{{IMG_SX}}Roma, 30 aprile 2008 - Il Movimento per la vita offre Progetto Gemma alla donna che si è rivolta a Napoletano per essere aiutata.

 

"Il disperato appello di Sandra al presidente Napolitano (a cui Repubblica questa mattina dà ampio risalto) riduce la questione dell'interruzione di gravidanza alle sue estreme conseguenze - si legge nella nota. - La legge 194, di cui ci apprestiamo a ricordare i trent'anni dall'approvazione, ha legalizzato l'aborto ma, tradendo il suo stesso titolo, non ha fatto nulla per garantire alla donna il diritto di non abortire.

 

E' scandaloso che la società non tenti di rimuovere insieme alla donna (sia pure senza pretese impositive o repressive) le cause che inducono all'aborto. Ed è ancora più scandaloso che un Paese che ha velleità di essere tra i più ricchi del mondo consenta che una donna sia costretta ad abortire per ragioni economiche, che si trovino soldi per sostenere la vendita di frigoriferi o lavatrici e non per tutelare la maternità.

 

Il Movimento per la vita con i suoi 300 Centri di aiuto alla vita sparsi in tutta Italia incontra ogni anno cinquantamila donne in difficoltà, a tutte offre aiuto e solidarietà e mai nessuna è venuta a protestare per uno dei centomila bambini che in trent'anni sono stati aiutati a nascere. Dal 1994 è nato Progetto Gemma, un servizio di adozione prenatale a distanza di madri in difficoltà economiche, tentate di non accogliere il proprio bambino.

 


Questo servizio, grazie alla solidarietà di decine di migliaia di donatori, è stata finora assicurato a 14.000 bambini e alle loro madri un sostegno mensile per un anno e mezzo. Non è la soluzione dei problemi, ovviamente. E' un segno di solidarietà e di vicinanza che si sostituisce a quello che lo Stato dovrebbe fare e non fa. Un segno che mettiamo a disposizione anche di Sandra, alla quale basterà una telefonata al nostro numero verde di SosVita (800.813000)".

 

LA LETTERA-APPELLO A NAPOLITANO: NON HO SOLDI, ABORTIRO'

 

Una lettera-appello al Quirinale per deunciare un dramma, il "necrologio di un bambino che è ancora nella mia pancia", la scelta di abortire perchè precaria e senza mezzi per crescere un figlio. L'ha scritta una donna di 29 anni, inviandola al presidente della Repubblica Giorgio Napolitano e al quotidiano La Repubblica, che riporta la storia.


La ragazza vive con il marito in un centro dell'area vesuviana, come il marito è precaria, ha fatto "infiniti lavoretti che definire umilianti e sottopagati è dire poco", oggi in due guadagnano 1.300 euro al mese: "Presidente - scrive - devo scegliere se essere egoista e portare a termine la mia gravidanza sapendo di non poter garantire al mio piccolo neppure la mera sopravvivenza, oppure andare su quel lettino d'ospedale e lasciare che qualcuno risucchi il mio cuore spezzato dal mio utero sanguinante, dicendo addio a questo figlio che se ne andrà per sempre".

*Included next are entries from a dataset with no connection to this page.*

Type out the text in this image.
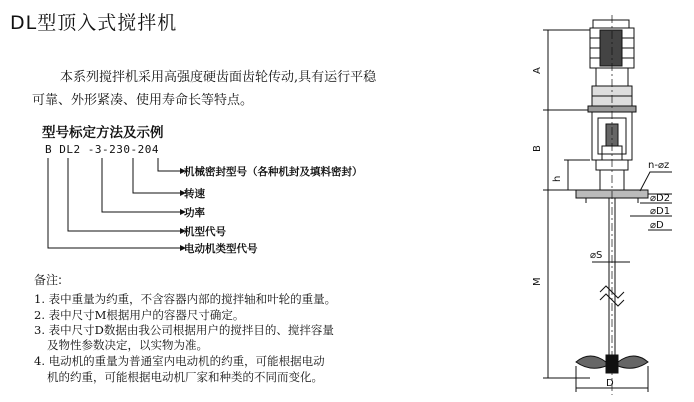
DL型顶入式搅拌机
本系列搅拌机采用高强度硬齿面齿轮传动,具有运行平稳
可靠、外形紧凑、使用寿命长等特点。
型号标定方法及示例
B DL2 -3-230-204
机械密封型号（各种机封及填料密封）
转速
功率
机型代号
电动机类型代号
备注:
1. 表中重量为约重，不含容器内部的搅拌轴和叶轮的重量。
2. 表中尺寸M根据用户的容器尺寸确定。
3. 表中尺寸D数据由我公司根据用户的搅拌目的、搅拌容量
及物性参数决定，以实物为准。
4. 电动机的重量为普通室内电动机的约重，可能根据电动
机的约重，可能根据电动机厂家和种类的不同而变化。
A
B
h
M
n-⌀z
⌀D2
⌀D1
⌀D
⌀S
D
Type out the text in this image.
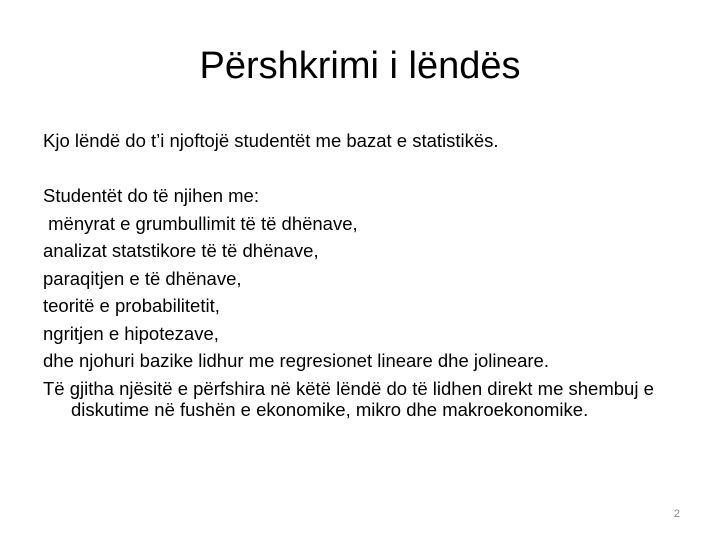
Përshkrimi i lëndës
Kjo lëndë do t’i njoftojë studentët me bazat e statistikës.
Studentët do të njihen me:
mënyrat e grumbullimit të të dhënave,
analizat statstikore të të dhënave,
paraqitjen e të dhënave,
teoritë e probabilitetit,
ngritjen e hipotezave,
dhe njohuri bazike lidhur me regresionet lineare dhe jolineare.
Të gjitha njësitë e përfshira në këtë lëndë do të lidhen direkt me shembuj e diskutime në fushën e ekonomike, mikro dhe makroekonomike.
2
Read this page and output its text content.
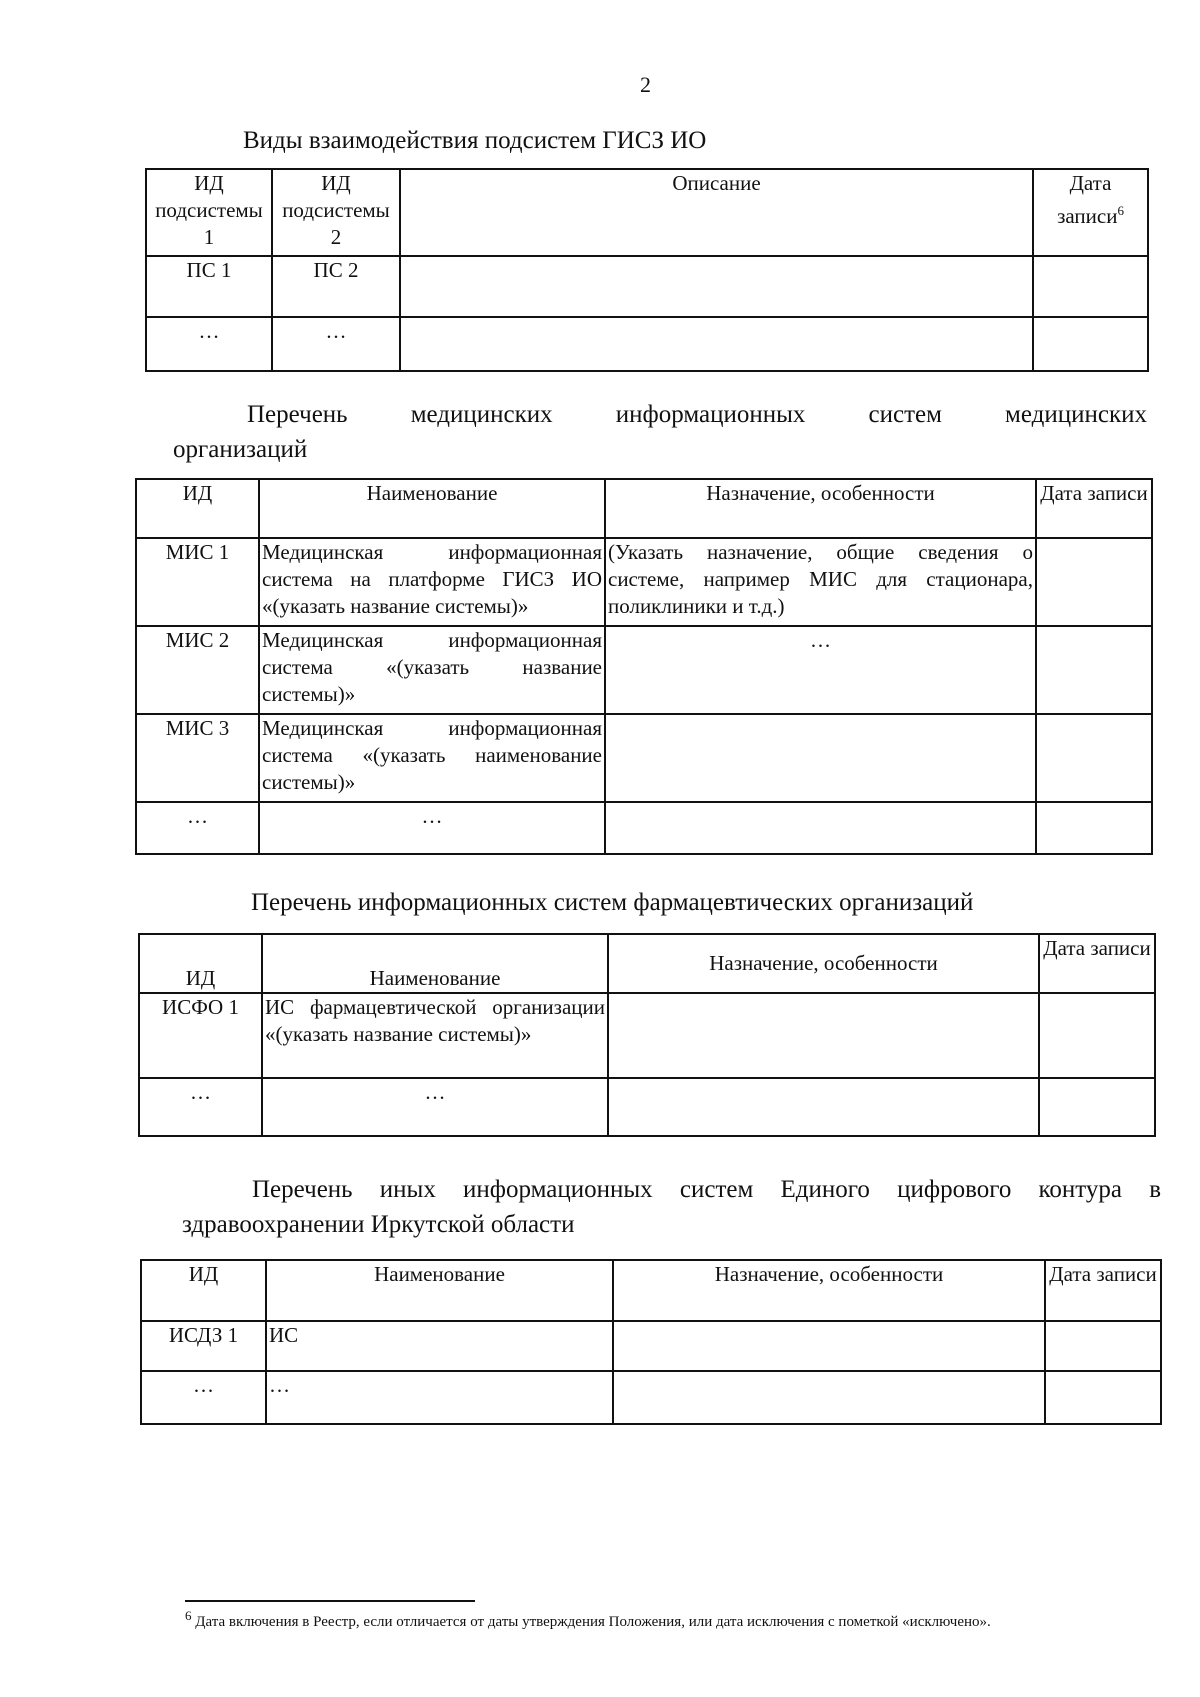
2
Виды взаимодействия подсистем ГИСЗ ИО
ИД подсистемы 1	ИД подсистемы 2	Описание	Дата записи$^6$
ПС 1	ПС 2		
…	…		
Перечень медицинских информационных систем медицинских
организаций
ИД	Наименование	Назначение, особенности	Дата записи
МИС 1	Медицинская информационная система на платформе ГИСЗ ИО «(указать название системы)»	(Указать назначение, общие сведения о системе, например МИС для стационара, поликлиники и т.д.)	
МИС 2	Медицинская информационная система «(указать название системы)»	…	
МИС 3	Медицинская информационная система «(указать наименование системы)»		
…	…		
Перечень информационных систем фармацевтических организаций
ИД	Наименование	Назначение, особенности	Дата записи
ИСФО 1	ИС фармацевтической организации «(указать название системы)»		
…	…		
Перечень иных информационных систем Единого цифрового контура в
здравоохранении Иркутской области
ИД	Наименование	Назначение, особенности	Дата записи
ИСДЗ 1	ИС		
…	…		
$^6$ Дата включения в Реестр, если отличается от даты утверждения Положения, или дата исключения с пометкой «исключено».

Con duemila euro al mese, continua, "sicuramente mi terrei il bambino. La mia oggi è una scelta iper obbligata, mio marito è più deciso di me. In Italia si parla tanto di 'baby bonus' ma poi non succede niente, lo credo che siamo alla crescita zero.

"La mia lettera è soprattutto uno sfogo, un gesto di disperazione e di impotenza, a Napolitano scrivo che qui non c'è nessuno che ti tende una mano quando hai veramente bisogno. La cosa che mi fa più rabbia - continua la ragazza - è la mancanza di prospettive, noi di questa generazione occupiamo ruoli sociali molto inferiori rispetto ai nostri genitori".